Pour la première fois, l‘Union Européenne hausse le ton à la 37ème session extraordinaire du CDHNU, tenue vendredi 7 février à Genève, en Suisse. Elle appelle à cet effet le Conseil des droits de l’homme de l’ONU (CDHNU) à ne peut rester les bras croisés alors que le droit international des droits de l’homme est une fois de plus bafoué.

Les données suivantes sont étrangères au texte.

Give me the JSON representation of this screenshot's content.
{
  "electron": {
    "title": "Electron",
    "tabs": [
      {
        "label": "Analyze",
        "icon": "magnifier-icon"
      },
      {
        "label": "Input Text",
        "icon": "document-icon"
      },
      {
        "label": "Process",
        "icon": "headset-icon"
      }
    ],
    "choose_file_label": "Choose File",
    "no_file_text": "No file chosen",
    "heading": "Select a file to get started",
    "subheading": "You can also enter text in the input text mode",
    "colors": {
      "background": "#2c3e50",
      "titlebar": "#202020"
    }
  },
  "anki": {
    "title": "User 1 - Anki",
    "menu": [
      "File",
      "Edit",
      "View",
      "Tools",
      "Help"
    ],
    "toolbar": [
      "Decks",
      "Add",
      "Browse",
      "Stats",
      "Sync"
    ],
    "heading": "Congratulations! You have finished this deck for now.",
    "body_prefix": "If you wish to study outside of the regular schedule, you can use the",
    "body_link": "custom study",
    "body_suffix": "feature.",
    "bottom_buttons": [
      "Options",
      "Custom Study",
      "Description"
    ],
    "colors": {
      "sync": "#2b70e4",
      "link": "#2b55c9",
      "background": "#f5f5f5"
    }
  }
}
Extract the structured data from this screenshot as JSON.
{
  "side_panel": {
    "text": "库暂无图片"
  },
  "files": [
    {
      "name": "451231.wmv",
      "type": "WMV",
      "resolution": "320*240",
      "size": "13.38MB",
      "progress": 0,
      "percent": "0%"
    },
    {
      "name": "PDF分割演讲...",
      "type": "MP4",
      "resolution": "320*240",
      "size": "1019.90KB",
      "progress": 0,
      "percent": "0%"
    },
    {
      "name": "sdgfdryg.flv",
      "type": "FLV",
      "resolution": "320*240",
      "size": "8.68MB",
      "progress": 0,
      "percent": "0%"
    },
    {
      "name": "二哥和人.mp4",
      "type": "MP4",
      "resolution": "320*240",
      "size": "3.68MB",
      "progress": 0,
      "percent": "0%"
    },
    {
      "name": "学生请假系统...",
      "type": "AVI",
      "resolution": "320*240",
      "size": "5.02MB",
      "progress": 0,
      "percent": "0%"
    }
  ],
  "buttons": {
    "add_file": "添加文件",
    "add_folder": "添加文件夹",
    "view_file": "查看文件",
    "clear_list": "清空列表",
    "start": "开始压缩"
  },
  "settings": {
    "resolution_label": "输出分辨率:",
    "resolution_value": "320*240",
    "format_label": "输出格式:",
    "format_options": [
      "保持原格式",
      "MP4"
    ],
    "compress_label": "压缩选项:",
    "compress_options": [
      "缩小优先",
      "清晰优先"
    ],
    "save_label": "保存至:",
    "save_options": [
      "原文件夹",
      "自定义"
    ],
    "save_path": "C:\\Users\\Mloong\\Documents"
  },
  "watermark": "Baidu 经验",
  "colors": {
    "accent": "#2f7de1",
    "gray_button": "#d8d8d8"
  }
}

L’Union Européenne confirme son soutien à la résolution présentée par la RDC demandant la création d’une mission d’enquête indépendante chargée d’enquêter et de documenter toutes les violations et abus des droits de l’homme et d’identifier tous les responsables.
« Toutes les accusations de violations et d’abus doivent faire l’objet d’une enquête approfondie, les victimes doivent être reconnues et soutenues et tous les auteurs doivent être tenus responsables de leurs crimes. Les populations de la région des Grands Lacs souffrent depuis des décennies et la reprise des violations des droits de l’homme et du droit international liées au conflit doit enfin cesser. Elles méritent la paix et la justice. L’ordre international fondé sur des règles doit être maintenu et nous pensons que la convocation de cette session extraordinaire est une contribution inestimable à cet égard », a déclaré le représentant de l’UE, qui note également à cet égard la bonne coopération entre la RDC et la Cour pénale internationale (CPI).
L’armée rwandaise est accusée d’avoir commis plusieurs crimes de guerre et crimes contre l‘humanité en RDC. L’UE a rappelé qu’au cours de dernières semaines, la situation s’est aggravée et a entraîné des milliers de morts et de blessés ainsi que le déplacement forcé de centaines de milliers de civils congolais.